表彰式と閉会式が終わって、花火大会の時間である。
 
 芙蓉会の三年生と執行部は、テントで花火を配ったり、放送を担当したり、周りを巡回したりと様々な仕事がある。
 最終学年の夏のイベントなのに、恋愛イベントなど起こりそうもない。まぁ、ご縁のない私は仕事があった方が気が楽だともいえる。
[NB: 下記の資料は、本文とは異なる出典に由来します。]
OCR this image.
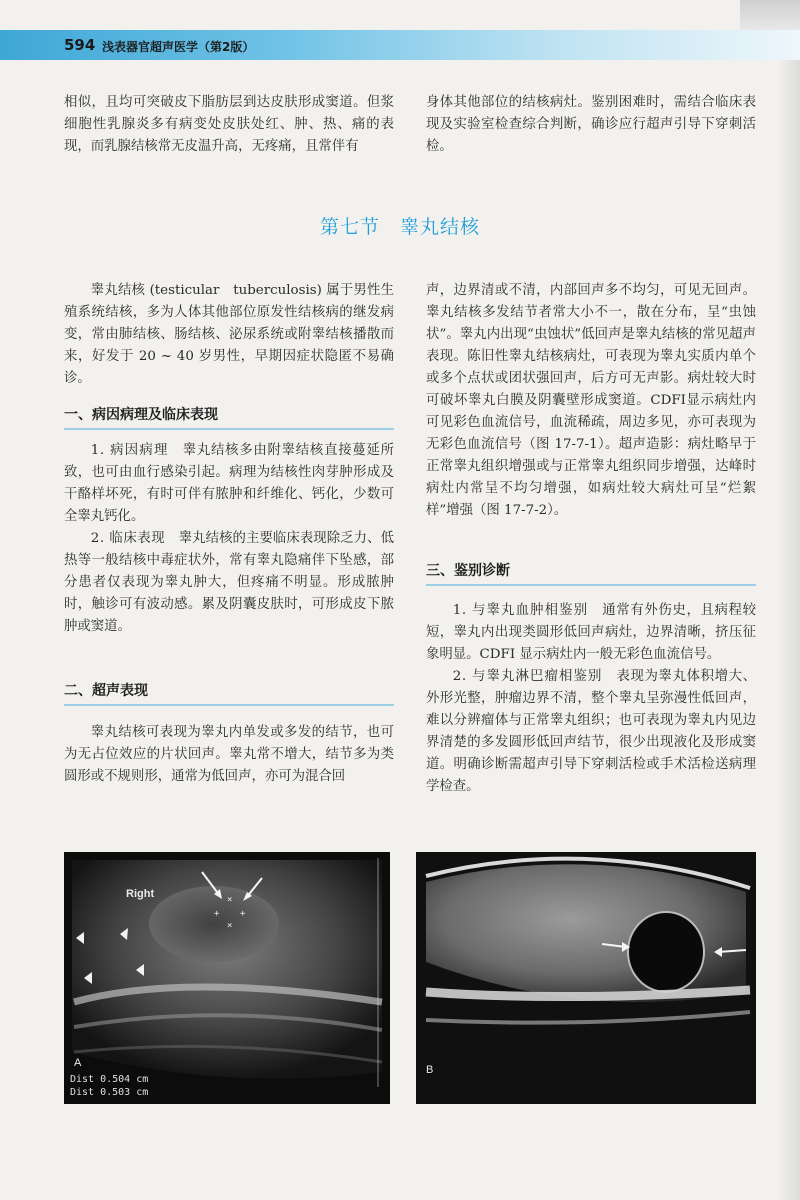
594 浅表器官超声医学（第2版）

相似，且均可突破皮下脂肪层到达皮肤形成窦道。但浆细胞性乳腺炎多有病变处皮肤处红、肿、热、痛的表现，而乳腺结核常无皮温升高，无疼痛，且常伴有

身体其他部位的结核病灶。鉴别困难时，需结合临床表现及实验室检查综合判断，确诊应行超声引导下穿刺活检。

第七节　睾丸结核

睾丸结核 (testicular　tuberculosis) 属于男性生殖系统结核，多为人体其他部位原发性结核病的继发病变，常由肺结核、肠结核、泌尿系统或附睾结核播散而来，好发于 20 ~ 40 岁男性，早期因症状隐匿不易确诊。

一、病因病理及临床表现

1. 病因病理　睾丸结核多由附睾结核直接蔓延所致，也可由血行感染引起。病理为结核性肉芽肿形成及干酪样坏死，有时可伴有脓肿和纤维化、钙化，少数可全睾丸钙化。

2. 临床表现　睾丸结核的主要临床表现除乏力、低热等一般结核中毒症状外，常有睾丸隐痛伴下坠感，部分患者仅表现为睾丸肿大，但疼痛不明显。形成脓肿时，触诊可有波动感。累及阴囊皮肤时，可形成皮下脓肿或窦道。

二、超声表现

睾丸结核可表现为睾丸内单发或多发的结节，也可为无占位效应的片状回声。睾丸常不增大，结节多为类圆形或不规则形，通常为低回声，亦可为混合回

声，边界清或不清，内部回声多不均匀，可见无回声。睾丸结核多发结节者常大小不一，散在分布，呈“虫蚀状”。睾丸内出现“虫蚀状”低回声是睾丸结核的常见超声表现。陈旧性睾丸结核病灶，可表现为睾丸实质内单个或多个点状或团状强回声，后方可无声影。病灶较大时可破坏睾丸白膜及阴囊壁形成窦道。CDFI显示病灶内可见彩色血流信号，血流稀疏，周边多见，亦可表现为无彩色血流信号（图 17-7-1）。超声造影：病灶略早于正常睾丸组织增强或与正常睾丸组织同步增强，达峰时病灶内常呈不均匀增强，如病灶较大病灶可呈“烂絮样”增强（图 17-7-2）。

三、鉴别诊断

1. 与睾丸血肿相鉴别　通常有外伤史，且病程较短，睾丸内出现类圆形低回声病灶，边界清晰，挤压征象明显。CDFI 显示病灶内一般无彩色血流信号。

2. 与睾丸淋巴瘤相鉴别　表现为睾丸体积增大、外形光整，肿瘤边界不清，整个睾丸呈弥漫性低回声，难以分辨瘤体与正常睾丸组织；也可表现为睾丸内见边界清楚的多发圆形低回声结节，很少出现液化及形成窦道。明确诊断需超声引导下穿刺活检或手术活检送病理学检查。

+ +
×
×
Right
A
Dist 0.504 cm
Dist 0.503 cm
B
 私たちのクラスは、水鉄砲合戦のスイカとメロンで打ち上げだが、参加できない私たちに切り分けてテントまで持ってきてくれた。
 ちなみに私のクラスは筏レースでは、「イカス筏で賞」と三位に入賞した。
 ビーチバレーの優勝チームは、シレっと三峯くんと紫ちゃんのチームだった。

 一年生たちが花火をもらいにやってくる。
 ロウソクを扱えるか尋ね、使えないようならバケツの中に灯のついたロウソクを立ててあげる。
 桝さんのように火をつけられない子もいるのではないかと思ったのだ。
 智ちゃんもやってきた。

「ロウソクはつけられる?」

 聞けば智ちゃんがニッコリ笑う。

「彰仁くんにつけてもらいます」

 そうか、それも好きな男の子に話しかける口実になるのだ!
 自分で火をつけちゃうとか、可愛くなかったかもしれないが、今更気が付いてももう遅い。

 とりあえずは微笑ましい恋の駆け引きをする智ちゃんを応援しよう。

「ふふ、頑張って!」
「ありがとうございます!」

 キャッキャとはしゃいで戻っていく。